Online Defamation Just Got a Lot More Expensive

There are some nasty people out there who will go to any length to assassinate another's character. In the old days, such slander took some effort and time. Now all you do is type for a few seconds, hit send and you can defame someone from Chile to Africa.

There are some nasty people out there who will go to any length to assassinate another's character. In the old days, such slander took some effort and time. Now all you do is type for a few seconds, hit send and you can defame someone from Chile to Africa.


The highest court in Ontario has apparently had enough of this. The Court of Appeal just upheld a recent trial award - a whopping $700,000 against a couple of businessmen who repeatedly defamed an accountant. It is high time. In an age where digital reputation can make or break you, it is about time that the courts caught up. 


The facts in this case were completely over the top, with unrelenting social media posts going on for a very long time. They called the poor accountant a thief, and said he deserved to be behind bars. Of crucial importance, the court held that you do not need to prove actual financial losses from such slander; the courts can and will infer such losses. After all, you will never know about the potential customer who did not call you because she saw a lie about you online.

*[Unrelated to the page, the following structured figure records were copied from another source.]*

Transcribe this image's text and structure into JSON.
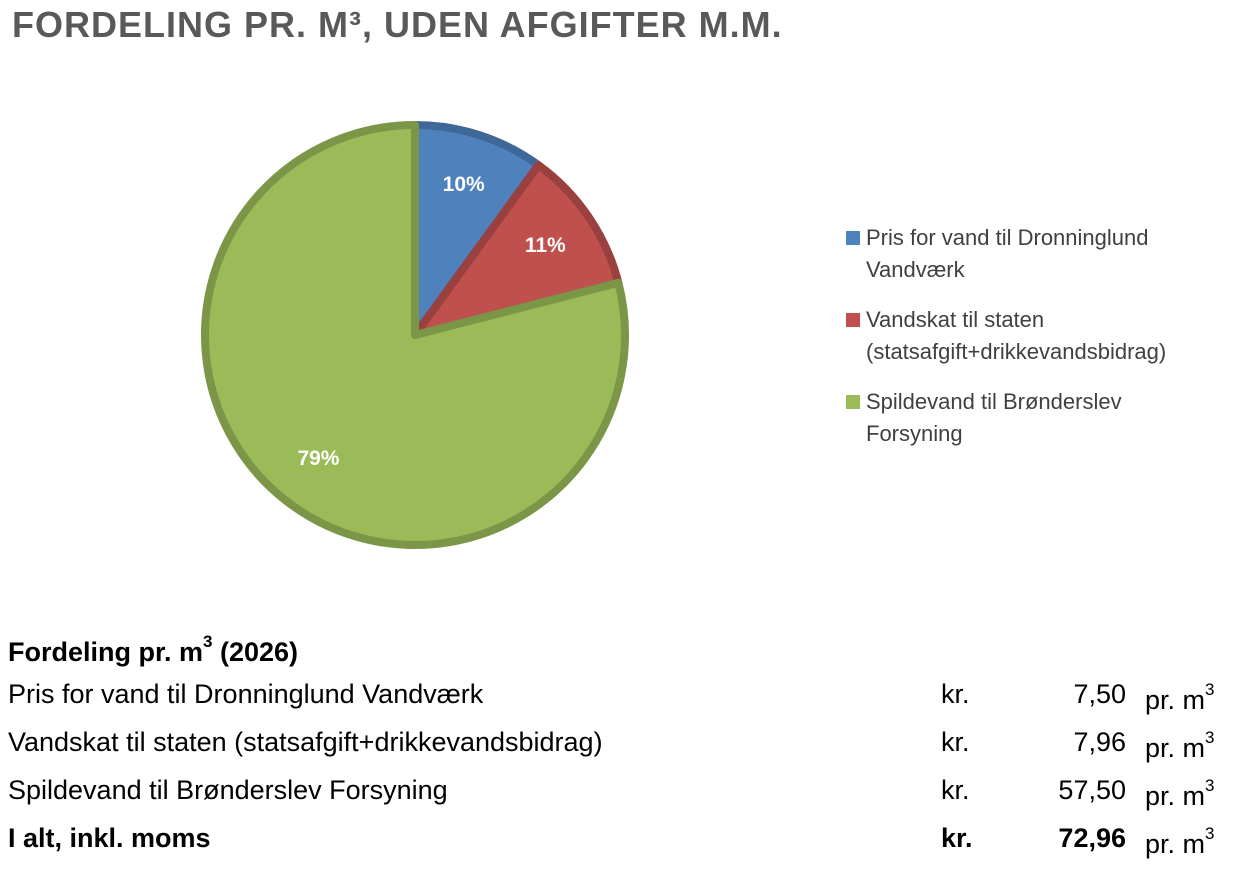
{
  "chart_data": {
    "type": "pie",
    "title": "FORDELING PR. M³, UDEN AFGIFTER M.M.",
    "categories": [
      "Pris for vand til Dronninglund Vandværk",
      "Vandskat til staten (statsafgift+drikkevandsbidrag)",
      "Spildevand til Brønderslev Forsyning"
    ],
    "values": [
      10,
      11,
      79
    ],
    "value_labels": [
      "10%",
      "11%",
      "79%"
    ],
    "colors": [
      "#4f81bd",
      "#c0504d",
      "#9bbb59"
    ],
    "legend": "right"
  },
  "table": {
    "header": {
      "text": "Fordeling pr. m",
      "sup": "3",
      "suffix": "(2026)"
    },
    "rows": [
      [
        "Pris for vand til Dronninglund Vandværk",
        "kr.",
        "7,50",
        "pr. m",
        "3"
      ],
      [
        "Vandskat til staten (statsafgift+drikkevandsbidrag)",
        "kr.",
        "7,96",
        "pr. m",
        "3"
      ],
      [
        "Spildevand til Brønderslev Forsyning",
        "kr.",
        "57,50",
        "pr. m",
        "3"
      ],
      [
        "I alt, inkl. moms",
        "kr.",
        "72,96",
        "pr. m",
        "3"
      ]
    ]
  }
}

Over on the West Coast, a British Columbia court recently got into the same spirit of things. A bride refused to pay a photographer for her work, the photographer sued her successfully in small claims court and Bridezilla went on to utterly destroy the poor lady over the internet. I hope the bride saved up a little after the honeymoon, because this piece of character assassination cost her $115,000 plus legal costs. 


Truth remains an absolute defence, of course. But for those nasty internet trolls who go out to destroy someone's good name, their time is up.